We try to cover up our sins because, let’s face it, we are ashamed of them. Some people seem to be experts in the art of the cover-up whereas others, like that drunk, aren’t so skilled and get exposed far more easily. These are the folks who end up in the news, in jail, fired, divorced, or the talk of the town.
I suppose the Bible’s best example of a man who tried to cover up his sins is King David. The infamous story is found in 2 Samuel chapters 11 and 12. David had an adulterous one-night-stand with the beautiful Bathsheba, the wife of Uriah, one of David’s most loyal soldiers. Not long afterwards Bathsheba got word to David that she was pregnant with his child. That put David in full cover-up mode. After he tried a couple of shrewd attempts to create the illusion that Bathsheba’s pregnancy was caused by Uriah, he ended up having Uriah killed. Of course, even that was made to look as if Uriah had legitimately died in battle. Following Bathsheba’s suitable time of mourning, David moved her into his home and made her his wife. Later on she gave birth to his son.
Perhaps David thought that his cover-up had worked. Then again his words in Psalm 32 and Psalm 51 might indicate that he didn’t. Either way God had the final verdict on the sordid mess, and His verdict was a stern one. For one thing, the infant son died. For another, God spoke through the prophet Nathan to inform David that the sword would never depart from his house. That meant that death and tragedy would characterize David’s line for years to come.

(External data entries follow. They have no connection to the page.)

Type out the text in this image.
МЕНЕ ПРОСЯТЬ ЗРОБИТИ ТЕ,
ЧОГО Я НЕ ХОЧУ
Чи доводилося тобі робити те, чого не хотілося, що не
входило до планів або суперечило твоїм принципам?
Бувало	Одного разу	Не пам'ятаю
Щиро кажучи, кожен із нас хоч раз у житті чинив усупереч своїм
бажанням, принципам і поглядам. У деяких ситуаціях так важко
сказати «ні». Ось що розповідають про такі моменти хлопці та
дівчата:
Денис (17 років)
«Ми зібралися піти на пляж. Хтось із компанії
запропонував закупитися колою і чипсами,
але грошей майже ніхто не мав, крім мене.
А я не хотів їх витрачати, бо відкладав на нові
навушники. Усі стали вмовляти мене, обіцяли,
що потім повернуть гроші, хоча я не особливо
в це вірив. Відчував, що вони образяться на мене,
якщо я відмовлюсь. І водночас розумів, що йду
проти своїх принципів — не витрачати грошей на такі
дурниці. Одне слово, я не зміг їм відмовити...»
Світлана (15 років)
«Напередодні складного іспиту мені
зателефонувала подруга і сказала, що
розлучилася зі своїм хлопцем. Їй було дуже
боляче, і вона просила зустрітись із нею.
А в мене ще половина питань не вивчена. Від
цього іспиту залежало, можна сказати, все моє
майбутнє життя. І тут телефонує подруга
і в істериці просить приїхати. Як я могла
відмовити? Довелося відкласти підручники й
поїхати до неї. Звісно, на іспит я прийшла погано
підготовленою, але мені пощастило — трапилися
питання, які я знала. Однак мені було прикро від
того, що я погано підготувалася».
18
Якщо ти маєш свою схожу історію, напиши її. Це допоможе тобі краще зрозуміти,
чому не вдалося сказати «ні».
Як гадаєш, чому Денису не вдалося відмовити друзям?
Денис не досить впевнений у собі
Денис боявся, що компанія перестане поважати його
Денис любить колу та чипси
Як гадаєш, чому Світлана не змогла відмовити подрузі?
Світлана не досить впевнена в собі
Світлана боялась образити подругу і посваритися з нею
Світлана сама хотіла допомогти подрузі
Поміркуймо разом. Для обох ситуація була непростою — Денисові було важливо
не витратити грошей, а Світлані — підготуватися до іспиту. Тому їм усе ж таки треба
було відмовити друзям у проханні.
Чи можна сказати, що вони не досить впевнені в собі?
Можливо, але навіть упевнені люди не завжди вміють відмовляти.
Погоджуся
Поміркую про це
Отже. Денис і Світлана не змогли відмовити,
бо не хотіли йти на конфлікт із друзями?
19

Didn’t God forgive David of his sins once David confessed them? Yes. But forgiveness wasn’t the issue. The issue was that, despite the forgiveness, God didn’t erase the public stain of what David had done. Even long after David had passed away, the memory of what he had done to Uriah was associated with his otherwise great name. 1 Kings 15:5 says of him:
…David did what was right in the eyes of the Lord, and had not turned aside from anything that He commanded him all the days of his life, except in the matter of Uriah the Hittite.
Wouldn’t it have been wonderful if David’s life and service to the Lord hadn’t included that closing thought? With that said, though, let’s not judge David so severely. I say that because if every last cover-up was suddenly exposed today, how many of us would be scandalized by our own “matter of Uriah the Hittite”? You say, “I’ve never committed adultery or had someone killed.” Okay, I’ll give you that, but chances are that you’ve done other sinful things for which you are quite ashamed. I’ve got such things on my resume, as do most people. So let’s all step down off our holier-than-thou pedestal and start seriously dealing with these sins. Rather than try to cover them up, rationalize them, or explain them away, let’s sincerely confess them and repent of them. Who knows? Maybe no one but God will ever know about your Uriah. Then again, maybe it will one day become open scandal. Either way confession and repentance is the only chance you’ll ever have at right fellowship with the Lord.